Re: [CR]Joinery methods & their descriptions/ was: Claud on eBay

(Example: Production Builders:Peugeot:PY-10)

Date: Mon, 21 Aug 2006 20:23:31 -0400
To: classicrendezvous@bikelist.org
From: "John Betmanis" <johnb@oxford.net>
Subject: Re: [CR]Joinery methods & their descriptions/ was: Claud on eBay
In-Reply-To: <7.0.1.0.0.20060821141810.054d33a0@bikesmithdesign.com>
References: <8C89344BDCC39F9-10A0-9466@MBLK-M01.sysops.aol.com> <BAY115-F5B652F064F68337021289BF410@phx.gbl>


At 05:11 PM 8/21/06 -0500, Mark Stonich wrote:
>It's just not a matter of which side of the pond. It's US bicyclists
>Vs. everybody else. In the *American* Welding Society's brazing
>manual, the term Fillet Brazing does not exist. Brazing is, by
>definition, done with capillary action. If it ain't capillary, it
>ain't brazing.
>
>So the Bilam sleeves would have been brazed on and then the tubes
>joined with a bronze weld.

I wish I knew the exact procedure used, but that may well be it, although I suspect the builder switched to a less eutectic rod to build the fillets.

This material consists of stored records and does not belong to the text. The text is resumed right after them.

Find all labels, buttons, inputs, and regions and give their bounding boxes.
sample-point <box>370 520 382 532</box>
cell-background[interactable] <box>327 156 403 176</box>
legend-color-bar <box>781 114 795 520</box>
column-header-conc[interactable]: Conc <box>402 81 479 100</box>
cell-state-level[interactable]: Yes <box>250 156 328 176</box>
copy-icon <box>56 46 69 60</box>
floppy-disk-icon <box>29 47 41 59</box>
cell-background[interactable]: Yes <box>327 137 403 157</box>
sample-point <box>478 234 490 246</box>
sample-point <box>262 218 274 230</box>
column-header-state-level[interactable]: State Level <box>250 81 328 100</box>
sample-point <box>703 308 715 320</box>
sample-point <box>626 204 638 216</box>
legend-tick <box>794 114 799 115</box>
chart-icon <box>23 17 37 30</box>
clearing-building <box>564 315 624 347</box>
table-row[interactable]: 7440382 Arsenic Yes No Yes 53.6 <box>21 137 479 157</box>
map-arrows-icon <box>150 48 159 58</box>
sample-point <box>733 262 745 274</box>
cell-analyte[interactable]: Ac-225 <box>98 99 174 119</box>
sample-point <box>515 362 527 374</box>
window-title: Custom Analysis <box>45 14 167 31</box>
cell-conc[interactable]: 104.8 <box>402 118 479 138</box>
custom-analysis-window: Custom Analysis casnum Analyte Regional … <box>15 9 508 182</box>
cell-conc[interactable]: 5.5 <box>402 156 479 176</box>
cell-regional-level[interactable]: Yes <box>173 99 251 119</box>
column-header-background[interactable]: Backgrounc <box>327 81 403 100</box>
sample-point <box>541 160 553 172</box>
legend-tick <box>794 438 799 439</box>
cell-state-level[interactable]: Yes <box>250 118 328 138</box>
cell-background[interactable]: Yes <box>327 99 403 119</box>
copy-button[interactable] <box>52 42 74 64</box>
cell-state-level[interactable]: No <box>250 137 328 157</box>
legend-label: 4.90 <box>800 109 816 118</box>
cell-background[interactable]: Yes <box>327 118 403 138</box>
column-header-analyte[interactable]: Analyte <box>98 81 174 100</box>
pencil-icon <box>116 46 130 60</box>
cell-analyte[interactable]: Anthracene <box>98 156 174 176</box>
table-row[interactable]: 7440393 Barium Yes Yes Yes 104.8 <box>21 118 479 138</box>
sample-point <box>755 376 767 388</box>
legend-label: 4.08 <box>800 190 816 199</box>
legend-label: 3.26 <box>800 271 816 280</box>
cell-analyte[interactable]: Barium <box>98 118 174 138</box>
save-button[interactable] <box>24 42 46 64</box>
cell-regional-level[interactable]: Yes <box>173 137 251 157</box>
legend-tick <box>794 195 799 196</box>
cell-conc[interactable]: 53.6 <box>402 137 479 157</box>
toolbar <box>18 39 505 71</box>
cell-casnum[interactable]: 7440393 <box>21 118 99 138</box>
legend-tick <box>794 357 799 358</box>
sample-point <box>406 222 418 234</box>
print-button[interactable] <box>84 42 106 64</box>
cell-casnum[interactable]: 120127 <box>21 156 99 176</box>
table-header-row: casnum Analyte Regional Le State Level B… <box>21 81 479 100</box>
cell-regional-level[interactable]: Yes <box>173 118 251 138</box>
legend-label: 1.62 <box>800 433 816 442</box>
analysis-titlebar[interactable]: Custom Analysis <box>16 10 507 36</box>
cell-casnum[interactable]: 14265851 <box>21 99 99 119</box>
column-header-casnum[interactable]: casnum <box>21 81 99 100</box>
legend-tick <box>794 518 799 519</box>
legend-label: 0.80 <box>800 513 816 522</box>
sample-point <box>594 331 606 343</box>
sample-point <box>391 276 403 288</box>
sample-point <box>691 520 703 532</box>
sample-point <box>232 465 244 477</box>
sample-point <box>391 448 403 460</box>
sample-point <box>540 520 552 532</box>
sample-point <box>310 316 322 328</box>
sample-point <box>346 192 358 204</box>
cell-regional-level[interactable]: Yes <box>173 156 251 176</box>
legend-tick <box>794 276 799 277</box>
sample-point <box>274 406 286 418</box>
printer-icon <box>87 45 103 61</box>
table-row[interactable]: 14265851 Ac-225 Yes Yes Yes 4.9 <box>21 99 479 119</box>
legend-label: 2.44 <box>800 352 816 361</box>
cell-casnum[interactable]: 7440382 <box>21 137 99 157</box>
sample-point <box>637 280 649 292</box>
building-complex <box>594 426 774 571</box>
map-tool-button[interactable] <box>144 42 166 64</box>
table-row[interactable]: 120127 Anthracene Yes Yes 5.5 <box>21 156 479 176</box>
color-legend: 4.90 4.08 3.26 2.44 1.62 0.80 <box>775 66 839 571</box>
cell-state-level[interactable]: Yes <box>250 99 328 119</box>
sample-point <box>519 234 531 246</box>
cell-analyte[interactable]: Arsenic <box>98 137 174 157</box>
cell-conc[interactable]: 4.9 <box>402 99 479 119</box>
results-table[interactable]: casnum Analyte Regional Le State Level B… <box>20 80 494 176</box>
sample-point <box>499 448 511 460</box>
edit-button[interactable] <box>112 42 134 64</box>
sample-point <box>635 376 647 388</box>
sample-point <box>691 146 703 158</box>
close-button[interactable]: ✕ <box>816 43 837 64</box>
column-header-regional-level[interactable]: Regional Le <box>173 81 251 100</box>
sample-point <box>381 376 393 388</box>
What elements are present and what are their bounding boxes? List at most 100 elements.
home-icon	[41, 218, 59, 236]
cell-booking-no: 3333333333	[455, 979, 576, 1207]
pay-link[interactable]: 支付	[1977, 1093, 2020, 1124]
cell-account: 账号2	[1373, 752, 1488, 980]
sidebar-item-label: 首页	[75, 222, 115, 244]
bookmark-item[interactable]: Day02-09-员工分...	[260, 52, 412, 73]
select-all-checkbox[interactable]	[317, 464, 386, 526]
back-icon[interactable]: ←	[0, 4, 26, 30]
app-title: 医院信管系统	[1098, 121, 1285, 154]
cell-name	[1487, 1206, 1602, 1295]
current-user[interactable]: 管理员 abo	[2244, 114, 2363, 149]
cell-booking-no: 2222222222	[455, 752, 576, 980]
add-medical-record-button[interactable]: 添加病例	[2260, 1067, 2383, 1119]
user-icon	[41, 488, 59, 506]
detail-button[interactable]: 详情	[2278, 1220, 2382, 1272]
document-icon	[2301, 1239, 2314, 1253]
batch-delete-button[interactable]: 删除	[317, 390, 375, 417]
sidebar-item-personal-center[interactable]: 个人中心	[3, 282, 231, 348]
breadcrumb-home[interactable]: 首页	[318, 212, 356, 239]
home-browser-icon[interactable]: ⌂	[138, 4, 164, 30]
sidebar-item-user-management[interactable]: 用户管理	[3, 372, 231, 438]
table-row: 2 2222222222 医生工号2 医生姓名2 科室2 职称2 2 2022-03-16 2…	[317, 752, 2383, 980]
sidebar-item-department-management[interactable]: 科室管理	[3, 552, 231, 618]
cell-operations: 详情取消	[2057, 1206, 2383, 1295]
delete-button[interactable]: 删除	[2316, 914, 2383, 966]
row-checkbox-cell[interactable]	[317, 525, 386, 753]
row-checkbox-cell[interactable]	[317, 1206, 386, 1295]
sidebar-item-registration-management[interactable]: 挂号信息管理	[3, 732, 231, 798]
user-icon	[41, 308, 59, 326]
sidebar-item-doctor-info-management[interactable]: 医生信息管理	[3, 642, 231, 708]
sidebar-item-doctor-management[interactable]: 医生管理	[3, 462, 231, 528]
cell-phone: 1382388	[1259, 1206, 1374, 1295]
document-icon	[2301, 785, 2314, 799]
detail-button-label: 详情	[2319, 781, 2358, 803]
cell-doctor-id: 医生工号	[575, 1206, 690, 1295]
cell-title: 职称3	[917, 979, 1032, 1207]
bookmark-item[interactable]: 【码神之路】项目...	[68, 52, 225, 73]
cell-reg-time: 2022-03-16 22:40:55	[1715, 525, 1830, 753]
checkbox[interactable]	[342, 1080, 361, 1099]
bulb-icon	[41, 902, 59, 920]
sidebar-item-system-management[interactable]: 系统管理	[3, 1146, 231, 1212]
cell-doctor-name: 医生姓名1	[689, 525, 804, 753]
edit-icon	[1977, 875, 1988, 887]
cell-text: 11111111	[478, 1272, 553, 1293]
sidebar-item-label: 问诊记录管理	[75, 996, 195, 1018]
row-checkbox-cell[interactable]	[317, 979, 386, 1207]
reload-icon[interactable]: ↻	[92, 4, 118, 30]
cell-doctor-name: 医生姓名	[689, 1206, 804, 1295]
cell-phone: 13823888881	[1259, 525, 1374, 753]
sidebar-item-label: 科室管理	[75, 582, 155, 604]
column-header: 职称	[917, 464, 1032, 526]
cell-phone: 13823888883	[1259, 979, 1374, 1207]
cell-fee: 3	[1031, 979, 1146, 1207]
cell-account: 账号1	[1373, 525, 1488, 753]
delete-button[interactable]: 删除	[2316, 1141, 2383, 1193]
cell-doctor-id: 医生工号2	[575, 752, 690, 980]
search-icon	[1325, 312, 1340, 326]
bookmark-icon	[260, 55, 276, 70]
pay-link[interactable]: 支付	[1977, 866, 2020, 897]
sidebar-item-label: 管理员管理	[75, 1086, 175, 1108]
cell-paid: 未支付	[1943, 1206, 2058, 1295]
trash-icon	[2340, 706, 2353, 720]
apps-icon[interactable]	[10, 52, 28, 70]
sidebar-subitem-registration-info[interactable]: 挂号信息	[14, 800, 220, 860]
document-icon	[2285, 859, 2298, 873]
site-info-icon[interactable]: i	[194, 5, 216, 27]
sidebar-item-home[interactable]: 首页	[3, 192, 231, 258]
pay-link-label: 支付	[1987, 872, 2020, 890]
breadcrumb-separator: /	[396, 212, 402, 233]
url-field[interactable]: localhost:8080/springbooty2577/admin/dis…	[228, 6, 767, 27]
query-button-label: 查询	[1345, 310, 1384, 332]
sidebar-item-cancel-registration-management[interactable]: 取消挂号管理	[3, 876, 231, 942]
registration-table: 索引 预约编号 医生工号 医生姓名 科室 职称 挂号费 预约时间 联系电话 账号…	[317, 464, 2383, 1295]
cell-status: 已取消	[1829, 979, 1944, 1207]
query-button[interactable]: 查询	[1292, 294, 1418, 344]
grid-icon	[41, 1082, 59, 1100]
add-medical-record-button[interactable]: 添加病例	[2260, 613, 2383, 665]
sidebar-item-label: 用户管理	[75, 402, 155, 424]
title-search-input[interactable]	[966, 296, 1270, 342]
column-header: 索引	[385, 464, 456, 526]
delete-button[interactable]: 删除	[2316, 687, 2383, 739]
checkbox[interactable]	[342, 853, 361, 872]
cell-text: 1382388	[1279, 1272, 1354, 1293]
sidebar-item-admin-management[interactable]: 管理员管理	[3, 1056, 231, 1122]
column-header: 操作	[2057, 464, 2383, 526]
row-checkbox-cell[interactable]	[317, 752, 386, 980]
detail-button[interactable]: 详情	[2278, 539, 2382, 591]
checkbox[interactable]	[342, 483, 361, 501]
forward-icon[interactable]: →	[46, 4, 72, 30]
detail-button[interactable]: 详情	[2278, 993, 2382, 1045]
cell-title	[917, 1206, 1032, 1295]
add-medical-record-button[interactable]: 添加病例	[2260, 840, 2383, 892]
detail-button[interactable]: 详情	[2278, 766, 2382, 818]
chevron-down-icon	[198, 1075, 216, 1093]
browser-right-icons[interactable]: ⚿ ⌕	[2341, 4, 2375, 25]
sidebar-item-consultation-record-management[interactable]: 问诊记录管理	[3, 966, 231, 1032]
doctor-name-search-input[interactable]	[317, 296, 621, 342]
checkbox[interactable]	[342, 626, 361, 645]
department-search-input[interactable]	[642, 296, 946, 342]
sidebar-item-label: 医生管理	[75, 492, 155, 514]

While brazing does indeed depend on capillary action for its strength, most brazed machinery and equipment repairs I've seen have had fillets because the person doing them probably thought it necessary. The bronze "fillet welds" on Clauds and some other frames had to be built up enough so they could be filed down to those nice smooth radii. When I bought my Claud in the fifties, I got the first one up the scale that had "lugs", the New Allrounder. Little did I know it was merely a decorated fillet brazed frame just like the entry level 531 bike, the Jubilee.